A historical day for Turks, Kurds and people of the region. Hope is greater than ever for ending the conflict between 1000 years old siblings which is fabricated by pagan kemalists and materialist stalinists.
Messages of peace as PM visits Diyarbakır to boost settlement process
16 November 2013 / TODAYSZAMAN.COM, İSTANBUL
Messages of peaces were echoed as Turkish Prime Minister Recep Tayyip Erdoğan visited southeastern province of Diyarbakır on Saturday in a bid to boost the ongoing settlement process which aims to end the decades-old Kurdish conflict.
Hours before Erdoğan, Massoud Barzani, president of the autonomous Kurdistan Regional Government (KRG) in northern Iraq, and popular Kurdish singer Şivan Perwer entered Turkey through the Habur border gate and arrived in Diyarbakır to join part of Erdoğan’s visit.
Diyarbakır Mayor Osman Baydemir and Diyarbakır independent deputy Leyla Zana welcomed Erdoğan at the airport. The prime minister then visited the Diyarbakır Municipality and Diyarbakır Governor’s Office. His visit to the municipality was the first visit he paid to a municipality run by the pro-Kurdish Peace and Democracy Party (BDP).

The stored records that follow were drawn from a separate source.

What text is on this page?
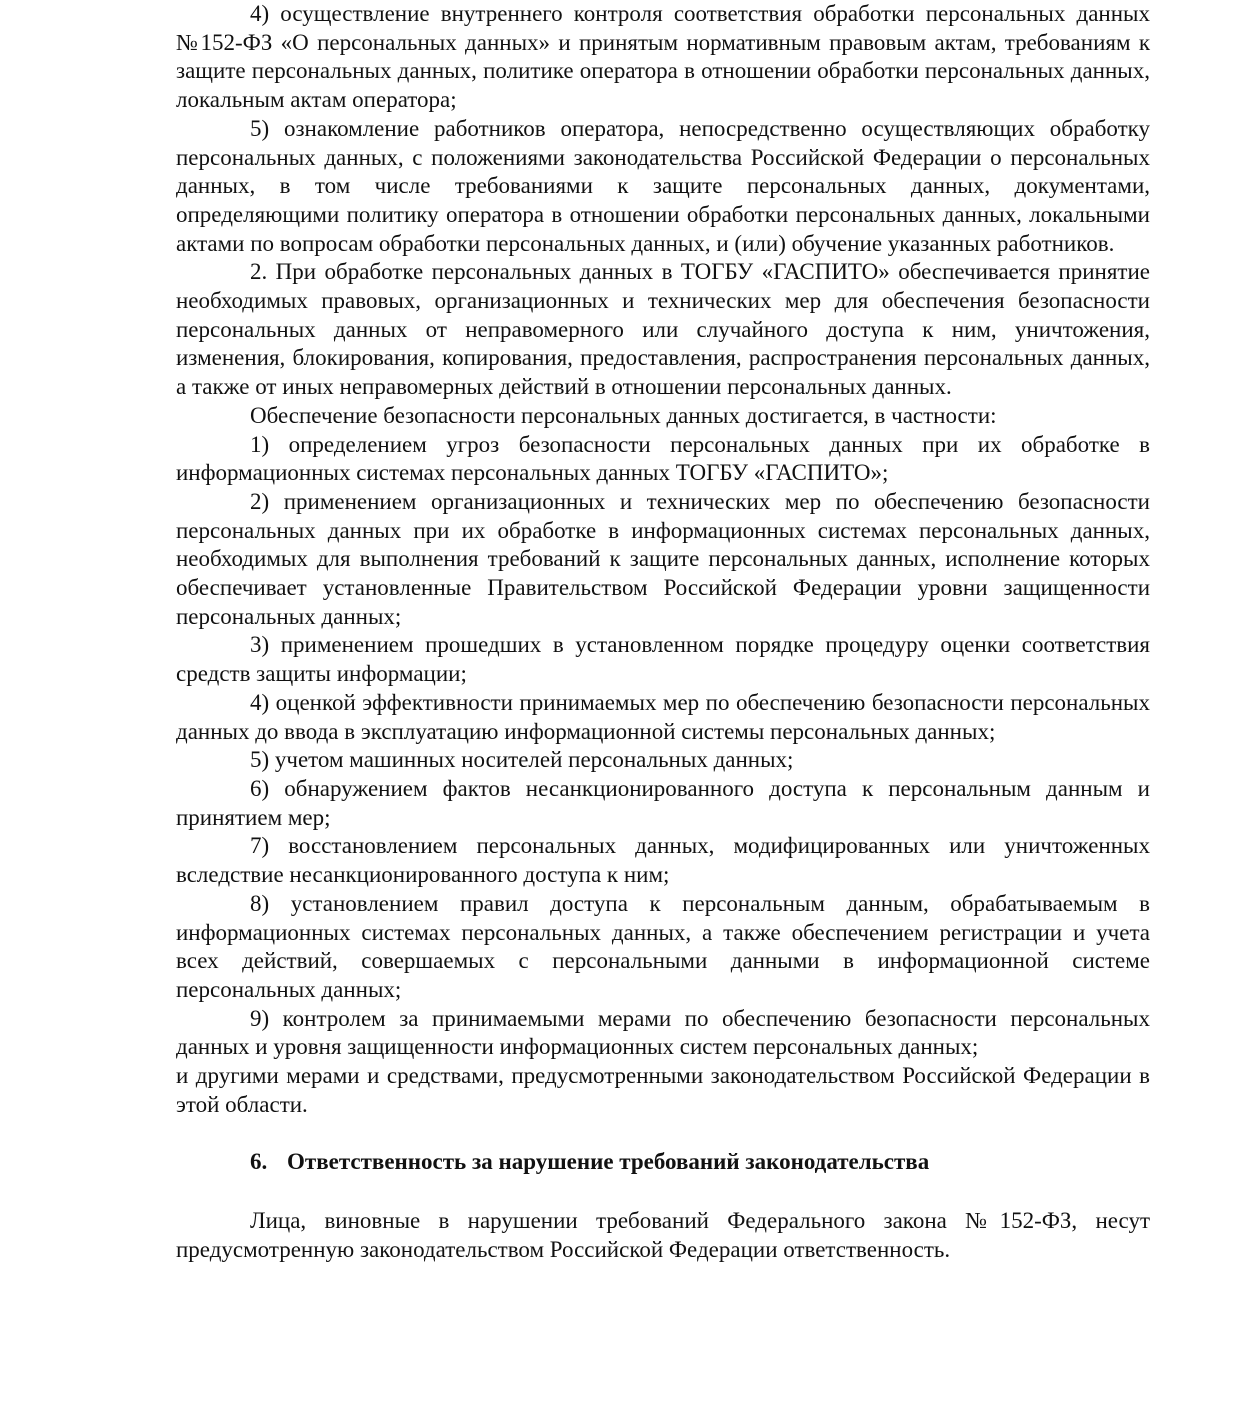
4) осуществление внутреннего контроля соответствия обработки персональных данных №152-ФЗ «О персональных данных» и принятым нормативным правовым актам, требованиям к защите персональных данных, политике оператора в отношении обработки персональных данных, локальным актам оператора;

5) ознакомление работников оператора, непосредственно осуществляющих обработку персональных данных, с положениями законодательства Российской Федерации о персональных данных, в том числе требованиями к защите персональных данных, документами, определяющими политику оператора в отношении обработки персональных данных, локальными актами по вопросам обработки персональных данных, и (или) обучение указанных работников.

2. При обработке персональных данных в ТОГБУ «ГАСПИТО» обеспечивается принятие необходимых правовых, организационных и технических мер для обеспечения безопасности персональных данных от неправомерного или случайного доступа к ним, уничтожения, изменения, блокирования, копирования, предоставления, распространения персональных данных, а также от иных неправомерных действий в отношении персональных данных.

Обеспечение безопасности персональных данных достигается, в частности:

1) определением угроз безопасности персональных данных при их обработке в информационных системах персональных данных ТОГБУ «ГАСПИТО»;

2) применением организационных и технических мер по обеспечению безопасности персональных данных при их обработке в информационных системах персональных данных, необходимых для выполнения требований к защите персональных данных, исполнение которых обеспечивает установленные Правительством Российской Федерации уровни защищенности персональных данных;

3) применением прошедших в установленном порядке процедуру оценки соответствия средств защиты информации;

4) оценкой эффективности принимаемых мер по обеспечению безопасности персональных данных до ввода в эксплуатацию информационной системы персональных данных;

5) учетом машинных носителей персональных данных;

6) обнаружением фактов несанкционированного доступа к персональным данным и принятием мер;

7) восстановлением персональных данных, модифицированных или уничтоженных вследствие несанкционированного доступа к ним;

8) установлением правил доступа к персональным данным, обрабатываемым в информационных системах персональных данных, а также обеспечением регистрации и учета всех действий, совершаемых с персональными данными в информационной системе персональных данных;

9) контролем за принимаемыми мерами по обеспечению безопасности персональных данных и уровня защищенности информационных систем персональных данных;

и другими мерами и средствами, предусмотренными законодательством Российской Федерации в этой области.

6. Ответственность за нарушение требований законодательства

Лица, виновные в нарушении требований Федерального закона №152-ФЗ, несут предусмотренную законодательством Российской Федерации ответственность.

Erdoğan is being accompanied by his deputies, Bülent Arınç and Bekir Bozdağ, as well as other government ministers, including Foreign Minister Ahmet Davutoğlu.
Erdoğan had a brief meeting with Barzani at the Diyarbakır Governor's Office and the two leaders then headed to the Kantar neighborhood where they addressed locals before attending opening ceremonies of newly built facilities and participated in wedding ceremonies.
Speaking at the rally, Barzani said "today is a historic day." "It is now high time to be united in the Middle East. We can take our people to happy days with our unity," he said. Barzani once again voiced support for the Turkish government's settlement process. "I ask my Kurdish brothers to support the settlement process," he added. "Long live Turkish-Kurdish brotherhood. Long live peace, long live freedom," Barzani said in Turkish.
Erdoğan spoke after Barzani, beginning his speech by welcoming the Kurdish leader and Perwer. "Diyarbakır is the city of brotherhood. We are all eternal brothers,” he said.
Erdoğan also called on Diyarbakır’s Kurds to fully support the government’s settlement process. “I want Diyarbakır “to get united against threats and sabotages” and say “enough is enough,” Erdoğan said.
The prime minister also assured Kurds that if they stand behind the settlement process, Turkley will see Kurdish prisoners being released and those who joined the PKK coming down from mountains.
During his speech, Erdoğan also remembered Kurdish protest singer Ahmet Kaya, who was forced to leave Turkey after he became the victim of character assassination by the mainstream media in 1999 and died after having a heart attack in Paris in 2000. "I wish he was also here today," he said.
Perwer and İbrahim Tatlıses, another famed Kurdish singer, also delivered messages of peace after they performed a duet ahead of the rally.
Perwer set foot in Turkey for the first time since he left the country for political reasons 37 years ago.
Perwer had been invited to Turkey dozens of times before but had declined fearing a response from the terrorist Kurdistan Workers' Party (PKK), which had threatened him in the past, stating, “I will only come if the state, government and the BDP [Peace and Democracy Party] jointly invite me.”
Perwer's legal troubles in Turkey mainly revolve around a song he sang in Kurdish in 1976. The Kurdish identity, including the Kurdish language, faced pressure from the state at the time.
The ruling party hopes Barzani's visit will significantly contribute to the settlement process. Erdoğan earlier referred to the Diyarbakır as “historic,” saying he hopes it will “crown” the ongoing settlement process that aims to end the Kurdish conflict.
Erdoğan's ruling Justice and Development Party (AK Party) launched the settlement process last year to resolve the country's decades-old terrorism problem and has been holding talks with Abdullah Öcalan, the imprisoned leader of the terrorist Kurdistan Workers' Party (PKK), since then.
Erdoğan is scheduled to hold a separate meeting with Barzani in the evening to discuss the settlement process, the role of the PKK in settlement talks and the situation of Syrian Kurds.
The Erdoğan-Barzani meeting comes at a time when not only has the settlement process stalled, as the PKK, dissatisfied with government inaction on the democratization program that is part of the settlement process, announced in early September that it had stopped its withdrawal from the country, but also when disagreements between the KRG and the Democratic Union Party (PYD), a Syrian offshoot of the PKK, are deepening.
The KRG has reiterated its discomfort over the PYD's attitude in northern Syria after the announcement by the Kurdish Syrian group of an interim administration that aims to carve out an autonomous Syrian Kurdish region.
The announcement of an interim administration in Kurdish-held areas goes against the wishes of the KRG, which opposes the PYD's creation of a political entity in northern Syria under its own control.